Every so often we all get the sense that we might be stuck in a rut. Chances are, it’s probably true. From Charles Duhigg’s book, The Power of Habit – why we do what we do in life and business: “… a Duke University researcher in 2006 found that more than 40 percent of the actions people performed each day weren’t actual decisions, but habits.”
It’s not surprising that organizations, which are comprised of habit-forming individuals, also fall into this pattern. “…it may seem like most organizations make rational choices based on deliberate decision making, but that’s not really how companies operate at all. Instead, firms are guided by long-held organizational habits, patterns that often emerge from thousands of employees’ independent decisions.”
Over time, a higher ed institution’s culture might shift toward reinforcing undesirable actions. For example, there could be implicit rewards for poor communication between departments, or employees might get the message that only top administrators can suggest new ideas, or we might come to accept the “because it’s what we did last year” phenomenon. Eventually, it’s likely these less productive tendencies will be identified, but the person attempting to raise the issue or implement change is often met with resistance. The research presented in The Power of Habit suggests that one way to start to turn the ship is to aim for small wins. Successfully changing one seemingly minor decision can create momentum for many other small modifications to be made, which can eventually tip the scales toward the transformation that’s needed.

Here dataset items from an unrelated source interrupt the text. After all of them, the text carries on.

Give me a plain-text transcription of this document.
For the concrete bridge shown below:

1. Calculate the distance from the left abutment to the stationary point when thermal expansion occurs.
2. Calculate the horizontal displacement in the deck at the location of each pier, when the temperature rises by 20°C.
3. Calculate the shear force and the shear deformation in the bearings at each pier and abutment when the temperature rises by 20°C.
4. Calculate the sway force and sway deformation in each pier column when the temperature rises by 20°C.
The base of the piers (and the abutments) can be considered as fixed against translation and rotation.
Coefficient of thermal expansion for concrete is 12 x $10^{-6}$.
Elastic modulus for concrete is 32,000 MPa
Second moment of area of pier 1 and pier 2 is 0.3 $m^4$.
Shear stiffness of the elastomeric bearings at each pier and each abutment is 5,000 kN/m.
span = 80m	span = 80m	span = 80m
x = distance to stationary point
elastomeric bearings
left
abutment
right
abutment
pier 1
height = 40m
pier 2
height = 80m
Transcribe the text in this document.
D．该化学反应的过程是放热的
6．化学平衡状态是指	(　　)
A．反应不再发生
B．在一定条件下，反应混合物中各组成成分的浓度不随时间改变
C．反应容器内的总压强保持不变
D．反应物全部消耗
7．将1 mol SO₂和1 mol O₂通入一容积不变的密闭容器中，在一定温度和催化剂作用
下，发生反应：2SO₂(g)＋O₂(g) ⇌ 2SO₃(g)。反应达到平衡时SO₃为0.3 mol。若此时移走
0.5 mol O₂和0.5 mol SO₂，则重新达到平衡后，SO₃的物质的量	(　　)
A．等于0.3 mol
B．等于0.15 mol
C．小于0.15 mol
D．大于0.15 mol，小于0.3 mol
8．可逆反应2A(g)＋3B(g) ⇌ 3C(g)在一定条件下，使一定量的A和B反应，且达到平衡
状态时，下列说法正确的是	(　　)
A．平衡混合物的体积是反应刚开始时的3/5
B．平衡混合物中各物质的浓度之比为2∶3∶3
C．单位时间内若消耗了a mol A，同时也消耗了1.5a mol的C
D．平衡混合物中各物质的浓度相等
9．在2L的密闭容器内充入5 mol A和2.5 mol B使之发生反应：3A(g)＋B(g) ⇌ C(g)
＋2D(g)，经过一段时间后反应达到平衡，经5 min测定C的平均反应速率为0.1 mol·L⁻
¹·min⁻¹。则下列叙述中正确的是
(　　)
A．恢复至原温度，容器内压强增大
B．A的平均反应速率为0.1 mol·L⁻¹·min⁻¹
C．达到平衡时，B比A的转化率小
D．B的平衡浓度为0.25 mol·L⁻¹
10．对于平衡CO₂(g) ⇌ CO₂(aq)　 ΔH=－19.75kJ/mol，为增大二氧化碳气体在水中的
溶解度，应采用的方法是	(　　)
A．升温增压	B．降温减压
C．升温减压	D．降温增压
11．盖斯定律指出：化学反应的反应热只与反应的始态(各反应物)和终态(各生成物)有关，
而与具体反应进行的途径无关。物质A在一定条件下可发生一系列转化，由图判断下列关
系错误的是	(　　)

Duhigg cites examples of this working across industries. Here’s just one example of how one decision can tip the scales toward a desirable organizational change: “…take the Environmental Protection Agency, which was created in 1970. The EPA’s first administrator, William Ruckelshaus, consciously engineered organizational habits that encouraged his regulators to be aggressive on enforcement. When lawyers asked for permission to file a lawsuit or enforcement action, it went through a process for approval. The default was authorization to go ahead. The message was clear: At the EPA, aggression gets rewarded. By 1975, the EPA was issuing more than 1,500 new environmental rules a year.”
One of Duhigg’s biggest takeaways is that it’s never too late to break a habit – individual or organizational. What “small win” can you champion?